Looks as if it might be reasonably safe to buy a MiniDisk recorder and start putting the one or two gems among the abject dross on the last four to six Beach Boys albums onto a single MiniDisk: reason it should be safe is that Matsushita Electric Industrial Co Ltd blinked in the Digital Compact Cassette battle with MiniDisk, which, unusually, pitted Sony Corp and Philips Electronics NV against one another, and says it will introduce a portable MiniDisk player on September 10; the Matsushita toy, the SL-MR10, uses high-capacity lithium ion batteries and can play continuously for three hours and 40 minutes or record for up to three hours, but it will cost a hefty $727 in Japan.
In another demonstration of IBM Corp’s abject failure in the industry it invented – Microsoft Corp software on iAPX-86 processors – for which it did at least develop the original BIOS, instead of making the building block chip sets that encircle the processor and hold the BIOS, and selling them to everyone else as well as using them in its own machines, it is now buying the things for its late model Aptiva home computers from Santa Clara, California-based OPTi Inc, saying that the Viper-M core logic chip set, IBM is able to integrate graphics, audio and storage control directly onto the motherboard.
Personal computer maker Acer Inc, said it is developing a new class of low-cost computers priced at about $500 each and aimed at users in developing nations: the company said the high costs of computers in developed countries pose a major barrier to wider computer use in less-favoured nations; it is also studying how software titles often considered outdated within 18 months of their release in the US, Europe and Japan, could be recycled for further use in the third world.

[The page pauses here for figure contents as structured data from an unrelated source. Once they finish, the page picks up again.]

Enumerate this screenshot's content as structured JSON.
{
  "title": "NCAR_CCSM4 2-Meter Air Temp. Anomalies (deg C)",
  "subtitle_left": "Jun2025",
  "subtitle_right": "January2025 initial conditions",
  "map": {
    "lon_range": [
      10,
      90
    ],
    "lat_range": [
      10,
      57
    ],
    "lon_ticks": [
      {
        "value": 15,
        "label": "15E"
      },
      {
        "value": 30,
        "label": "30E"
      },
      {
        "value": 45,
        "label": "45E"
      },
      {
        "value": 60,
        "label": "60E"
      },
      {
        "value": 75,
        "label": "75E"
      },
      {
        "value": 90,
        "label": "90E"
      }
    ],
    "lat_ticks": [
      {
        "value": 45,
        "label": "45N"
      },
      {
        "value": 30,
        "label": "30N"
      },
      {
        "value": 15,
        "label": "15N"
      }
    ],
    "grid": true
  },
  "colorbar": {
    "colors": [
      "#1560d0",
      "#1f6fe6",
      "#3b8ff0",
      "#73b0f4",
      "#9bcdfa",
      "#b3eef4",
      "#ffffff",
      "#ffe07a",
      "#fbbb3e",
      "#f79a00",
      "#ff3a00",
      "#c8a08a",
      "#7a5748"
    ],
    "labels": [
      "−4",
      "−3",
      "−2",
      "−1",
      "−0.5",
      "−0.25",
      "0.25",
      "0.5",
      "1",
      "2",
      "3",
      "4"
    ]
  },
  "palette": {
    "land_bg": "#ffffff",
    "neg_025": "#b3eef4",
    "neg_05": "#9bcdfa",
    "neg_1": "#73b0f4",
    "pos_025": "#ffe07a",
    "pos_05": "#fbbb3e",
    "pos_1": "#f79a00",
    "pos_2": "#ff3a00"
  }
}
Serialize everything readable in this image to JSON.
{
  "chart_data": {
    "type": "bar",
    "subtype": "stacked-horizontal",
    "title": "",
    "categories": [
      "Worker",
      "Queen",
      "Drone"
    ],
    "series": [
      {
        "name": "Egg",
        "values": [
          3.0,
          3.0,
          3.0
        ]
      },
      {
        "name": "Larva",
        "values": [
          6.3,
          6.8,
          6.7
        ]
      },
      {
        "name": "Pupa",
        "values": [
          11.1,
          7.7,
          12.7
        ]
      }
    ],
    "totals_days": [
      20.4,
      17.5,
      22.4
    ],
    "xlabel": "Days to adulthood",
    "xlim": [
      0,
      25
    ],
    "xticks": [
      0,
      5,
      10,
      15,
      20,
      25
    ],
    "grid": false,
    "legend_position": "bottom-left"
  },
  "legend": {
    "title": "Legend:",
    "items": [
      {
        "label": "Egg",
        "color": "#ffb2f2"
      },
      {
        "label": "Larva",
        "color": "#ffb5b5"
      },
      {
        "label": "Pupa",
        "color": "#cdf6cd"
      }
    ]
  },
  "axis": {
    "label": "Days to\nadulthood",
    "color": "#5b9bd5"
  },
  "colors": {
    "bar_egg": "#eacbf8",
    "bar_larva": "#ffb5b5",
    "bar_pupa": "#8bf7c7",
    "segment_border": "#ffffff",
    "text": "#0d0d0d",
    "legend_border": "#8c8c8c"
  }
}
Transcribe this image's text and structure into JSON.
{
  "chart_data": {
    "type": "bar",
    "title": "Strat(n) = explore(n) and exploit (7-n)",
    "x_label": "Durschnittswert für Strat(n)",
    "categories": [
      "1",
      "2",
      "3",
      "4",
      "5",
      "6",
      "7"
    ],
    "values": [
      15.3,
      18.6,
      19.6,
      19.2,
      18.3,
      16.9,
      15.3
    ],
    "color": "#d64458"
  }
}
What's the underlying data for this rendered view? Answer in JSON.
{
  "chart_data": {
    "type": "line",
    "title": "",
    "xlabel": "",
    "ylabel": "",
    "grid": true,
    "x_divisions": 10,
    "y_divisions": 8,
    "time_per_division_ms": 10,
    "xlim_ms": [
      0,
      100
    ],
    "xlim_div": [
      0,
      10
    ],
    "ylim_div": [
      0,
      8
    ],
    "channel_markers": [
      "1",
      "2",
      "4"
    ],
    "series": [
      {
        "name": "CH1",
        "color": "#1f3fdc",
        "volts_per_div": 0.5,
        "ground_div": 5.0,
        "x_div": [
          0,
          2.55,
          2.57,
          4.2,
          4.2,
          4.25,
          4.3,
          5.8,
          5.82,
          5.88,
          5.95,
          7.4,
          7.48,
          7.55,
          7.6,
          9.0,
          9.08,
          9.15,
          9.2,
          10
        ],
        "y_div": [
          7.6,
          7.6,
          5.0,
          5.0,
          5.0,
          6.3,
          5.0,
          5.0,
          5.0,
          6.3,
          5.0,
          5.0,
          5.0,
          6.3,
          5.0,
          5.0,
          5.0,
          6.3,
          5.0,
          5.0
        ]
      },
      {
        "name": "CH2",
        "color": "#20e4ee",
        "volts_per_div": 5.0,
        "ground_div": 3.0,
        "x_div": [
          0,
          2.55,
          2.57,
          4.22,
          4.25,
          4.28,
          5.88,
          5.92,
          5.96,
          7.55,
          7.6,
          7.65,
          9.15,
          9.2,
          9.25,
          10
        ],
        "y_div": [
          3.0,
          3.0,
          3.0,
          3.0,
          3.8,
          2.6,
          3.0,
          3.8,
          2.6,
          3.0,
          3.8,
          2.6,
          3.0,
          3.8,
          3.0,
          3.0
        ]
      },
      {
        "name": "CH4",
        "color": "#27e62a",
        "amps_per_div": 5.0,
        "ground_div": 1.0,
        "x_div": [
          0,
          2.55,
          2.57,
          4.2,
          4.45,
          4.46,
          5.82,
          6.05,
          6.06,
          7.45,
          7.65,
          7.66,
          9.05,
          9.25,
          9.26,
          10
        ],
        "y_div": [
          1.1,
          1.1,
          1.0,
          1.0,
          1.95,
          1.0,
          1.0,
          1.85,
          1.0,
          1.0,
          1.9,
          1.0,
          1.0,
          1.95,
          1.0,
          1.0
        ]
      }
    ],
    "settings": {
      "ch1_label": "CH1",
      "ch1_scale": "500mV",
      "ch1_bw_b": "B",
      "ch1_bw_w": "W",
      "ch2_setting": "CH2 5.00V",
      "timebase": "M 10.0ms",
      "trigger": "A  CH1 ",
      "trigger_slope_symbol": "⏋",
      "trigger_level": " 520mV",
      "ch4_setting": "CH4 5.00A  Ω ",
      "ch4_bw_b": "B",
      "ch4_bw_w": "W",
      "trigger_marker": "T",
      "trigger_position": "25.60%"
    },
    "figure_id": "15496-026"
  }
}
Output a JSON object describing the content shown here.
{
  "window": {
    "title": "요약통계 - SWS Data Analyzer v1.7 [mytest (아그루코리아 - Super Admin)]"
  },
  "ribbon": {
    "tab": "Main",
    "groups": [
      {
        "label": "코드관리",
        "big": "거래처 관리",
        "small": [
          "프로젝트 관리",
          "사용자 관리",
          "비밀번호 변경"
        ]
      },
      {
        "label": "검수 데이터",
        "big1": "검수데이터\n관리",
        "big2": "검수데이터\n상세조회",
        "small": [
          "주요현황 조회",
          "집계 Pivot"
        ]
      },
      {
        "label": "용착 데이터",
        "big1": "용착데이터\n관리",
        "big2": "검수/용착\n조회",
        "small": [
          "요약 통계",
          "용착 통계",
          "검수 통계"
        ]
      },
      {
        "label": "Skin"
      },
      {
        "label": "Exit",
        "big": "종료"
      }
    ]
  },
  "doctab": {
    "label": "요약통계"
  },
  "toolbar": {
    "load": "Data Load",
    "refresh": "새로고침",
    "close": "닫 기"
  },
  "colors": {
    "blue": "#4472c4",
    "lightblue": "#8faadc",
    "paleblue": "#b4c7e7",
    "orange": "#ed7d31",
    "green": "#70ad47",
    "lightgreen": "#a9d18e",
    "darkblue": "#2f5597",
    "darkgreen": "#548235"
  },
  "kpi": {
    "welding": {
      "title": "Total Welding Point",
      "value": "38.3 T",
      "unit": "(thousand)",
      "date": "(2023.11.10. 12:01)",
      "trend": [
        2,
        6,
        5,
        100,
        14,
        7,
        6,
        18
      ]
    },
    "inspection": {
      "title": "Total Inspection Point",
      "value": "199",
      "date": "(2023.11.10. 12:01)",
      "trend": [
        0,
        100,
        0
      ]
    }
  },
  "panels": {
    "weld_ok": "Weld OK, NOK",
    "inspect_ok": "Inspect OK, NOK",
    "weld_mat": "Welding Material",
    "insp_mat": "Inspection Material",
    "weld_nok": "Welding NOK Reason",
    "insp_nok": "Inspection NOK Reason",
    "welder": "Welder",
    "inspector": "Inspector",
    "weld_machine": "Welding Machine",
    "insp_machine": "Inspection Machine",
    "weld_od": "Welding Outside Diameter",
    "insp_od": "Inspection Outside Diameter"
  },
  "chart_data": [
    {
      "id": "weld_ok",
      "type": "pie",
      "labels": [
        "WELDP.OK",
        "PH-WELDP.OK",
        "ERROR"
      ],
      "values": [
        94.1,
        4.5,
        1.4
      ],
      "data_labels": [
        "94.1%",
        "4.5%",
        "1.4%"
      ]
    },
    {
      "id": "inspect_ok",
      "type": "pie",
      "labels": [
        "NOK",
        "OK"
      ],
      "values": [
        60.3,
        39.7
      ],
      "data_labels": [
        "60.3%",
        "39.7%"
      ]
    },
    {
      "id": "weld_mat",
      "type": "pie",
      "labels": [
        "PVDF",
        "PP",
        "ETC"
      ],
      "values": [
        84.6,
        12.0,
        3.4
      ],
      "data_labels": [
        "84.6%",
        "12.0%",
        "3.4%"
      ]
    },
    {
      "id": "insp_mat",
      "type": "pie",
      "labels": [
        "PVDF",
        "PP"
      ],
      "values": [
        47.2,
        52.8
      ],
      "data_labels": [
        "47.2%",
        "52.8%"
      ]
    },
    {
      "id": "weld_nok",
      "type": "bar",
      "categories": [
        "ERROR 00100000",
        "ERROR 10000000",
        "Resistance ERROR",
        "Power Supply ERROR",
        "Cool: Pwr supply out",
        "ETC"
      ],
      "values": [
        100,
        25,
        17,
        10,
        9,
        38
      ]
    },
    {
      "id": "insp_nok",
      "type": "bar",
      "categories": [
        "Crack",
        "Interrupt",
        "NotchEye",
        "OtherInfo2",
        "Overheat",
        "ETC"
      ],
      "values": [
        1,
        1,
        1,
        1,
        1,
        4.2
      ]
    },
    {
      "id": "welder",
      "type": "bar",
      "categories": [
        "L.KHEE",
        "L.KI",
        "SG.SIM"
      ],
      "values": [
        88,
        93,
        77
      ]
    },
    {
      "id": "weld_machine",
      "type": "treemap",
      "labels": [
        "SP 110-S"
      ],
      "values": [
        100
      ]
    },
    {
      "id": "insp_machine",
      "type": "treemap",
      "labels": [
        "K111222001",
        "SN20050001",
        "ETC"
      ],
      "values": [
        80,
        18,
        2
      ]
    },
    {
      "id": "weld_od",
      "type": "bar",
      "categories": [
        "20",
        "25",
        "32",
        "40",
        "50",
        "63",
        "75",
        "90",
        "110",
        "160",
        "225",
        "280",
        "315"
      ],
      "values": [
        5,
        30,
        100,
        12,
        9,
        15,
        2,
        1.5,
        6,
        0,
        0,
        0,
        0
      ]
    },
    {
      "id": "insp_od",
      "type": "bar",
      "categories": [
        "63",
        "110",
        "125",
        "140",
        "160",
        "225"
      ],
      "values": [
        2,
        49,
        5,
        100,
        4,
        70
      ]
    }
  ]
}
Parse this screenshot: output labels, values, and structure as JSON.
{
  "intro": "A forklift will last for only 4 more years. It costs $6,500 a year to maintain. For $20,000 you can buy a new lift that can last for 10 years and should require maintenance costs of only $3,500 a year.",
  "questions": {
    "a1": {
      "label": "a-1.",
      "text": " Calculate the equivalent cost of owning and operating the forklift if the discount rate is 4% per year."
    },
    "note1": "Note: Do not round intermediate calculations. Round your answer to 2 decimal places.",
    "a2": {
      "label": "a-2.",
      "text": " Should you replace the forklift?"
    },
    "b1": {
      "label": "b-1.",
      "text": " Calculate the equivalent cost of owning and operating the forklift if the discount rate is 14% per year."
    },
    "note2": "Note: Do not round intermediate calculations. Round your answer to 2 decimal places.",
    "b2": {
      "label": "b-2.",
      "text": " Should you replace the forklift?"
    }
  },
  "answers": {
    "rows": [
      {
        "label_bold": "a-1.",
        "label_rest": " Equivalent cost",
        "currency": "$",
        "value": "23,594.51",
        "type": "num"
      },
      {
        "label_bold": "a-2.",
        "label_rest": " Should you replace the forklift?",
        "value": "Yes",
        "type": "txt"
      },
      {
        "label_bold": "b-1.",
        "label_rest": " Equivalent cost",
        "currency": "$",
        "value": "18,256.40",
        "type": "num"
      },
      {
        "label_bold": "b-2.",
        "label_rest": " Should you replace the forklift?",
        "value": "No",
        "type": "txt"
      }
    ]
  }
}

STM Wireless Inc has bought TelecomMultimedia Systems Inc, a provider of signal processing systems for wireless communications applications, for an undisclosed mix of cash and shares, complemented by a formula relating to royalties; the deal will have no impact on earnings at STM Wireless, which is 21%-owned by Berjaya Group Bhd of Malaysia, but it does get the company into the terrestrial market; TelecomMultimedia’s founder, Ramin Sadr, is to become the company’s president.
You make a grown man cry: the US PC Week gossip column polled readers on which Rolling Stones song Microsoft Corp should have used to promoted Windows95, and, eschewing Come on, 19th Nervous Breakdown, The Last Time and As Tears Go By, they voted overwhelmingly for Under My Thumb, with Paint It Black and Sympathy for the Devil tied second.